Literature DB >> 7295792

The involvement of parenchymal, Kupffer and endothelial liver cells in the hepatic uptake of intravenously injected liposomes. Effects of lanthanum and gadolinium salts.

F Roerdink, J Dijkstra, G Hartman, B Bolscher, G Scherphof.   

Abstract

125I-labeled albumin or poly(vinyl pyrrolidone) encapsulated in intermediate size multilamellar or unilamellar liposomes with 30-40% of cholesterol were injected intravenously into rats. In other experiments liposomes containing phosphatidyl[Me-14C]choline was injected. 1 h after injection parenchymal or non-parenchymal cells were isolated.
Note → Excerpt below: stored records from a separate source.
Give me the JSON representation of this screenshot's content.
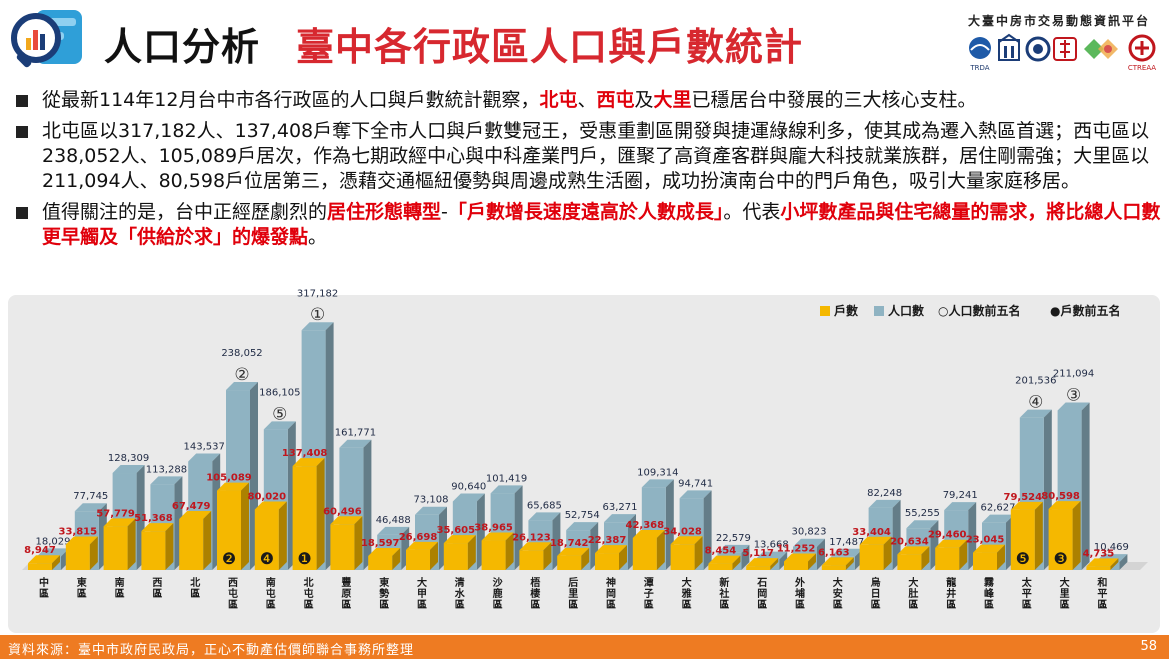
{
  "header": {
    "main_title": "人口分析",
    "sub_title": "臺中各行政區人口與戶數統計",
    "platform_name": "大臺中房市交易動態資訊平台",
    "logo_caption": "TRDA",
    "partner_logo_caption": "CTREAA",
    "logo_icon": "magnifier-bar-chart-icon"
  },
  "bullets": {
    "b1": {
      "pre": "從最新114年12月台中市各行政區的人口與戶數統計觀察，",
      "h1": "北屯",
      "sep1": "、",
      "h2": "西屯",
      "mid": "及",
      "h3": "大里",
      "post": "已穩居台中發展的三大核心支柱。"
    },
    "b2": {
      "text": "北屯區以317,182人、137,408戶奪下全市人口與戶數雙冠王，受惠重劃區開發與捷運綠線利多，使其成為遷入熱區首選；西屯區以238,052人、105,089戶居次，作為七期政經中心與中科產業門戶，匯聚了高資產客群與龐大科技就業族群，居住剛需強；大里區以211,094人、80,598戶位居第三，憑藉交通樞紐優勢與周邊成熟生活圈，成功扮演南台中的門戶角色，吸引大量家庭移居。"
    },
    "b3": {
      "pre": "值得關注的是，台中正經歷劇烈的",
      "h1": "居住形態轉型",
      "dash": "-",
      "h2": "「戶數增長速度遠高於人數成長」",
      "mid": "。代表",
      "h3": "小坪數產品與住宅總量的需求，將比總人口數更早觸及「供給於求」的爆發點",
      "end": "。"
    }
  },
  "footer": {
    "source": "資料來源：臺中市政府民政局，正心不動產估價師聯合事務所整理",
    "page": "58"
  },
  "colors": {
    "households": "#f5b800",
    "population": "#8fb3c2",
    "household_label": "#c0161d",
    "population_label": "#1f2a44",
    "footer": "#ee7b22",
    "title_red": "#d7282f"
  },
  "chart_data": {
    "type": "bar",
    "categories": [
      "中區",
      "東區",
      "南區",
      "西區",
      "北區",
      "西屯區",
      "南屯區",
      "北屯區",
      "豐原區",
      "東勢區",
      "大甲區",
      "清水區",
      "沙鹿區",
      "梧棲區",
      "后里區",
      "神岡區",
      "潭子區",
      "大雅區",
      "新社區",
      "石岡區",
      "外埔區",
      "大安區",
      "烏日區",
      "大肚區",
      "龍井區",
      "霧峰區",
      "太平區",
      "大里區",
      "和平區"
    ],
    "series": [
      {
        "name": "戶數",
        "values": [
          8947,
          33815,
          57779,
          51368,
          67479,
          105089,
          80020,
          137408,
          60496,
          18597,
          26698,
          35605,
          38965,
          26123,
          18742,
          22387,
          42368,
          34028,
          8454,
          5117,
          11252,
          6163,
          33404,
          20634,
          29460,
          23045,
          79524,
          80598,
          4735
        ]
      },
      {
        "name": "人口數",
        "values": [
          18029,
          77745,
          128309,
          113288,
          143537,
          238052,
          186105,
          317182,
          161771,
          46488,
          73108,
          90640,
          101419,
          65685,
          52754,
          63271,
          109314,
          94741,
          22579,
          13668,
          30823,
          17487,
          82248,
          55255,
          79241,
          62627,
          201536,
          211094,
          10469
        ]
      }
    ],
    "legend": [
      "戶數",
      "人口數",
      "○人口數前五名",
      "●戶數前五名"
    ],
    "legend_position": "top-right",
    "population_top5": {
      "北屯區": "①",
      "西屯區": "②",
      "大里區": "③",
      "太平區": "④",
      "南屯區": "⑤"
    },
    "households_top5": {
      "北屯區": "❶",
      "西屯區": "❷",
      "大里區": "❸",
      "南屯區": "❹",
      "太平區": "❺"
    },
    "ylim": [
      0,
      340000
    ],
    "grid": false,
    "style": "3d-bar"
  }
}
Non-parenchymal cells were separated by elutriation centrifugation into a Kupffer cell fraction and an endothelial cell fraction. From the measurements of radioactivities in the various cell fractions it was concluded that the liposomes are almost exclusively taken up by the Kupffer cells. Endothelial cells did not contribute at all and hepatocytes only to a very low extent to total hepatic uptake of the 125I-labels. Of the 14C-label, which orginates from the phosphatidylcholine moiety of the liposomes, much larger proportions were recovered in the hepatocytes. A time-dependence study suggested that besides the involvement of phosphatidylcholine exchange between liposomes and high density lipoprotein, a process of intercellular transfer of lipid label from Kupffer cells to the hepatocytes may be involved in this phenomenon. Lanthanum or gadolinium salts, which effectively block Kupffer cell activity, failed to accomplish an increase in the fraction of liposomal material recovered in the parenchymal cells. This is compatible with the notion that liposomes of the type used in these experiments have no, or at most very limited, access to the liver parenchyma following their intravenous administration to rats.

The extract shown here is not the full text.